Un vent nouveau souffle sur les « family officers »

le 15/06/2017 L'AGEFI Hebdo

Cette profession qui cultive la discrétion s’ouvre aux jeunes profils et suscite des vocations entrepreneuriales.

Un vent nouveau souffle sur les « family officers »
(Fotolia)

Le métier du family office attire ! Banquiers privés, avocats, juristes, notaires, spécialistes du private equity..., tous expriment de plus en plus d’intérêt pour rejoindre cette profession très discrète et souvent méconnue où des « family officers » gèrent les patrimoines de grandes familles fortunées.

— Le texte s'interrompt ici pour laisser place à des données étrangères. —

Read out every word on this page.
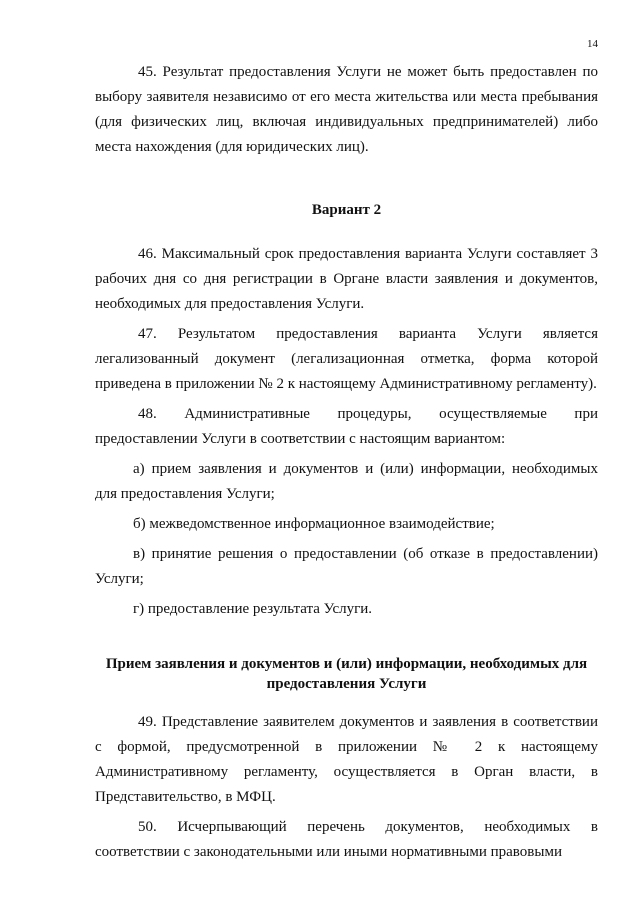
14

45. Результат предоставления Услуги не может быть предоставлен по выбору заявителя независимо от его места жительства или места пребывания (для физических лиц, включая индивидуальных предпринимателей) либо места нахождения (для юридических лиц).

Вариант 2

46. Максимальный срок предоставления варианта Услуги составляет 3 рабочих дня со дня регистрации в Органе власти заявления и документов, необходимых для предоставления Услуги.

47. Результатом предоставления варианта Услуги является легализованный документ (легализационная отметка, форма которой приведена в приложении № 2 к настоящему Административному регламенту).

48. Административные процедуры, осуществляемые при предоставлении Услуги в соответствии с настоящим вариантом:

а) прием заявления и документов и (или) информации, необходимых для предоставления Услуги;

б) межведомственное информационное взаимодействие;

в) принятие решения о предоставлении (об отказе в предоставлении) Услуги;

г) предоставление результата Услуги.

Прием заявления и документов и (или) информации, необходимых для предоставления Услуги

49. Представление заявителем документов и заявления в соответствии с формой, предусмотренной в приложении № 2 к настоящему Административному регламенту, осуществляется в Орган власти, в Представительство, в МФЦ.

50. Исчерпывающий перечень документов, необходимых в соответствии с законодательными или иными нормативными правовыми
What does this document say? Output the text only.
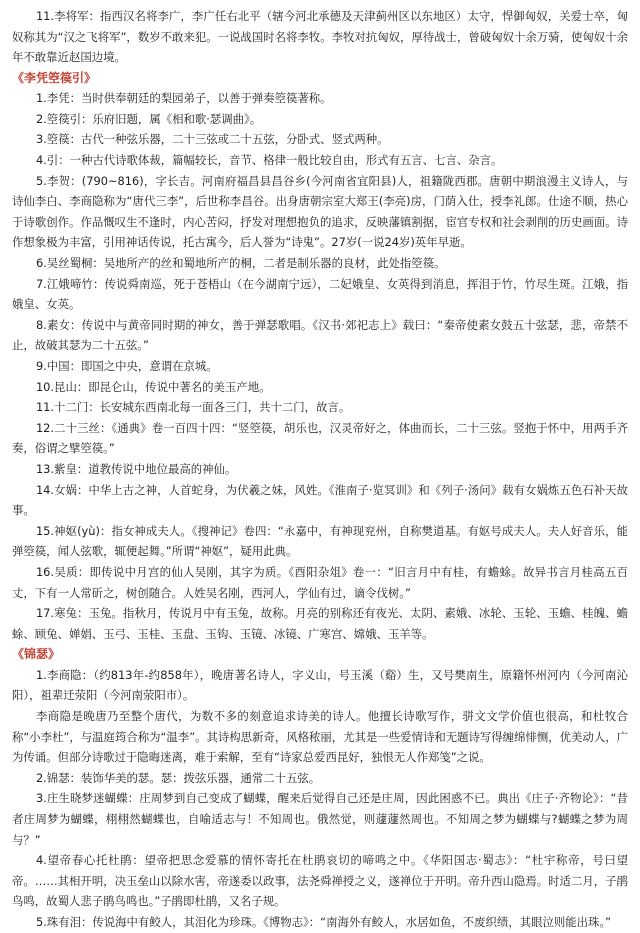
11.李将军：指西汉名将李广，李广任右北平（辖今河北承德及天津蓟州区以东地区）太守，悍御匈奴，关爱士卒，匈奴称其为“汉之飞将军”，数岁不敢来犯。一说战国时名将李牧。李牧对抗匈奴，厚待战士，曾破匈奴十余万骑，使匈奴十余年不敢靠近赵国边境。

《李凭箜篌引》

1.李凭：当时供奉朝廷的梨园弟子，以善于弹奏箜篌著称。

2.箜篌引：乐府旧题，属《相和歌·瑟调曲》。

3.箜篌：古代一种弦乐器，二十三弦或二十五弦，分卧式、竖式两种。

4.引：一种古代诗歌体裁，篇幅较长，音节、格律一般比较自由，形式有五言、七言、杂言。

5.李贺：(790~816)，字长吉。河南府福昌县昌谷乡(今河南省宜阳县)人，祖籍陇西郡。唐朝中期浪漫主义诗人，与诗仙李白、李商隐称为“唐代三李”，后世称李昌谷。出身唐朝宗室大郑王(李亮)房，门荫入仕，授李礼郎。仕途不顺，热心于诗歌创作。作品慨叹生不逢时，内心苦闷，抒发对理想抱负的追求，反映藩镇割据，宦官专权和社会剥削的历史画面。诗作想象极为丰富，引用神话传说，托古寓今，后人誉为“诗鬼”。27岁(一说24岁)英年早逝。

6.吴丝蜀桐：吴地所产的丝和蜀地所产的桐，二者是制乐器的良材，此处指箜篌。

7.江娥啼竹：传说舜南巡，死于苍梧山（在今湖南宁远），二妃娥皇、女英得到消息，挥泪于竹，竹尽生斑。江娥，指娥皇、女英。

8.素女：传说中与黄帝同时期的神女，善于弹瑟歌唱。《汉书·郊祀志上》载曰：“秦帝使素女鼓五十弦瑟，悲，帝禁不止，故破其瑟为二十五弦。”

9.中国：即国之中央，意谓在京城。

10.昆山：即昆仑山，传说中著名的美玉产地。

11.十二门：长安城东西南北每一面各三门，共十二门，故言。

12.二十三丝：《通典》卷一百四十四：“竖箜篌，胡乐也，汉灵帝好之，体曲而长，二十三弦。竖抱于怀中，用两手齐奏，俗谓之擘箜篌。”

13.紫皇：道教传说中地位最高的神仙。

14.女娲：中华上古之神，人首蛇身，为伏羲之妹，风姓。《淮南子·览冥训》和《列子·汤问》载有女娲炼五色石补天故事。

15.神妪(yù)：指女神成夫人。《搜神记》卷四：“永嘉中，有神现兖州，自称樊道基。有妪号成夫人。夫人好音乐，能弹箜篌，闻人弦歌，辄便起舞。”所谓“神妪”，疑用此典。

16.吴质：即传说中月宫的仙人吴刚，其字为质。《酉阳杂俎》卷一：“旧言月中有桂，有蟾蜍。故异书言月桂高五百丈，下有一人常斫之，树创随合。人姓吴名刚，西河人，学仙有过，谪令伐树。”

17.寒兔：玉兔。指秋月，传说月中有玉兔，故称。月亮的别称还有夜光、太阴、素娥、冰轮、玉轮、玉蟾、桂魄、蟾蜍、顾兔、婵娟、玉弓、玉桂、玉盘、玉钩、玉镜、冰镜、广寒宫、嫦娥、玉羊等。

《锦瑟》

1.李商隐：（约813年-约858年），晚唐著名诗人，字义山，号玉溪（谿）生，又号樊南生，原籍怀州河内（今河南沁阳），祖辈迁荥阳（今河南荥阳市）。

李商隐是晚唐乃至整个唐代，为数不多的刻意追求诗美的诗人。他擅长诗歌写作，骈文文学价值也很高，和杜牧合称“小李杜”，与温庭筠合称为“温李”。其诗构思新奇，风格秾丽，尤其是一些爱情诗和无题诗写得缠绵悱恻，优美动人，广为传诵。但部分诗歌过于隐晦迷离，难于索解，至有“诗家总爱西昆好，独恨无人作郑笺”之说。

2.锦瑟：装饰华美的瑟。瑟：拨弦乐器，通常二十五弦。

3.庄生晓梦迷蝴蝶：庄周梦到自己变成了蝴蝶，醒来后觉得自己还是庄周，因此困惑不已。典出《庄子·齐物论》：“昔者庄周梦为蝴蝶，栩栩然蝴蝶也，自喻适志与！不知周也。俄然觉，则蘧蘧然周也。不知周之梦为蝴蝶与?蝴蝶之梦为周与？”

4.望帝春心托杜鹃：望帝把思念爱慕的情怀寄托在杜鹃哀切的啼鸣之中。《华阳国志·蜀志》：“杜宇称帝，号曰望帝。……其相开明，决玉垒山以除水害，帝遂委以政事，法尧舜禅授之义，遂禅位于开明。帝升西山隐焉。时适二月，子鹃鸟鸣，故蜀人悲子鹃鸟鸣也。”子鹃即杜鹃，又名子规。

5.珠有泪：传说海中有鲛人，其泪化为珍珠。《博物志》：“南海外有鲛人，水居如鱼，不废织绩，其眼泣则能出珠。”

Leur spécificité ? La variété de leurs domaines d’intervention : la gestion patrimoniale au sens large (immobilier, instruments financiers, sociétés, fortune personnelle...), l’acquisition et la cession de biens, la transmission, et même la gestion privée et familiale (personnel de maison, écoles des enfants, nourrices, etc.). « Le ‘family officer’ est un coordinateur, précise Laurent de Swarte, cofondateur d’Agami Family Office, où 30 collaborateurs à Paris et à Lyon accompagnent plus de 150 familles et entrepreneurs. Il s’appuie en interne sur des équipes de spécialistes (ingénieurs patrimoniaux, spécialistes du private equity, conseillers en investissement, de l’immobilier ou de la philanthropie…) afin d’imaginer les meilleures solutions pour le client qui seront mises en œuvre par l’écosystème de ce dernier : avocat, notaire, expert-comptable, banquier privé… »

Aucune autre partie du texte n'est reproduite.